The organic light emitting display is in need of m×3 data driving circuits supplying the data signals to m×3 (red, green and blue) data lines connecting the data driver 30 with the pixel portion 10. However, due to the size and the manufacturing cost of a panel, it is difficult to provide the organic light emitting display with a data driving circuit for each of the data lines.
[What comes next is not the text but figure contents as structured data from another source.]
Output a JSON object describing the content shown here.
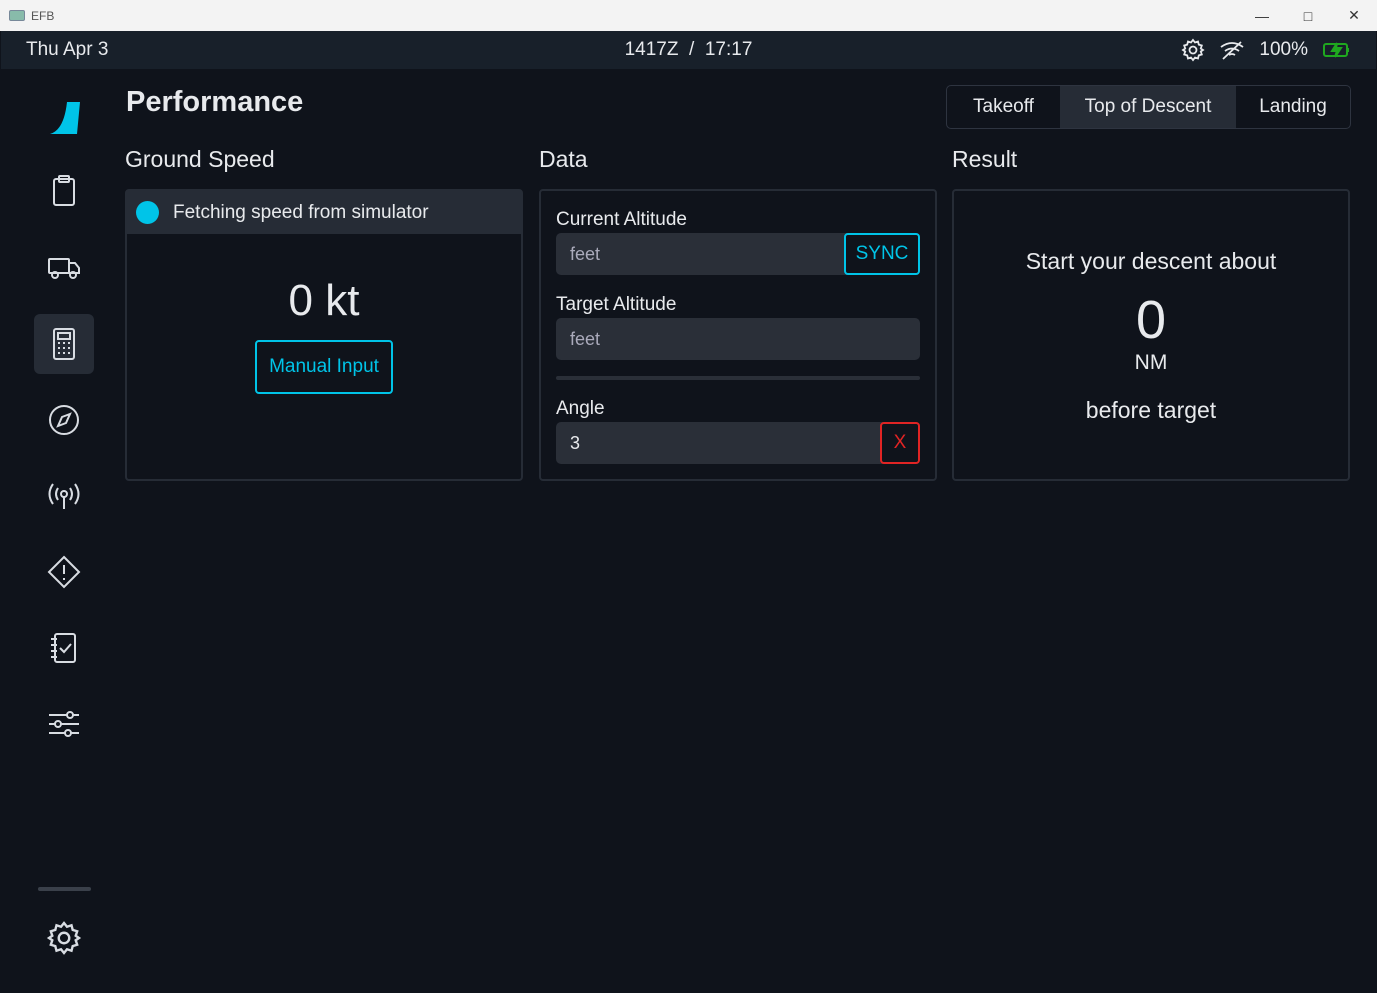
{
  "window": {
    "title": "EFB"
  },
  "status": {
    "date": "Thu Apr 3",
    "time": "1417Z  /  17:17",
    "battery": "100%",
    "battery_color": "#1fa81f"
  },
  "page": {
    "title": "Performance"
  },
  "tabs": [
    {
      "label": "Takeoff"
    },
    {
      "label": "Top of Descent",
      "active": true
    },
    {
      "label": "Landing"
    }
  ],
  "ground_speed": {
    "heading": "Ground Speed",
    "status": "Fetching speed from simulator",
    "value": "0 kt",
    "manual_label": "Manual Input"
  },
  "data": {
    "heading": "Data",
    "current_altitude_label": "Current Altitude",
    "current_altitude_placeholder": "feet",
    "sync_label": "SYNC",
    "target_altitude_label": "Target Altitude",
    "target_altitude_placeholder": "feet",
    "angle_label": "Angle",
    "angle_value": "3",
    "clear_label": "X"
  },
  "result": {
    "heading": "Result",
    "line1": "Start your descent about",
    "value": "0",
    "unit": "NM",
    "line2": "before target"
  },
  "colors": {
    "accent": "#00c4e8",
    "danger": "#e02424",
    "background": "#0f131b"
  }
}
As the number of pixels increases, the organic light emitting display needs to have more data driving circuits.
FIG. 2 illustrates a data driver of the conventional organic light emitting display.
Referring to FIG. 2, the conventional organic light emitting display includes the data driver 30 having a demultiplexer 32.
The data driver 30 includes m demultiplexers 32 supplying the data signals to the data lines DRm, DGm, DBm corresponding to the red, green and blue sub-pixels PRnm, PGnm and PBnm of the pixel portion 10, respectively, and m data driving circuits 31 connected to the respective demultiplexers 32 and supplying the red, green and blue data signals to the respective demultiplexers 32.
Each data driving circuit 31 receives red, green and blue data from the timing controller and processes them in order to supply the red, green and blue data signals to data output lines DLm.
The data output lines DLm sequentially supply the red, green and blue data signals to input terminals of the demultiplexer 32.
The demultiplexer 32 sequentially supplies the data signals to the red, green or blue sub-pixels PRnm, PGnm and PBnm in response to the control signal of the timing controller, respectively.
Thus, one demultiplexer 32 supplies the data signals to three data lines DRm, DGmm and DBm, so that the number of data driving circuits is reduced to ⅓ of the number of sub-pixel columns.
However, in the conventional organic light emitting display, the organic light emitting diodes displaying red, green and blue of the pixel Pnm are different in emission efficiency according to colors, so that a gamma value should be selected for one data driving circuit 31 differently according to red, green and blue when all the red, green and blue data are processed by one data driving circuit 31. Therefore, even though white is displayed, the data driving circuit supplies red, green and blue data with different gamma values from thereby increasing power consumption due to the changes in data input.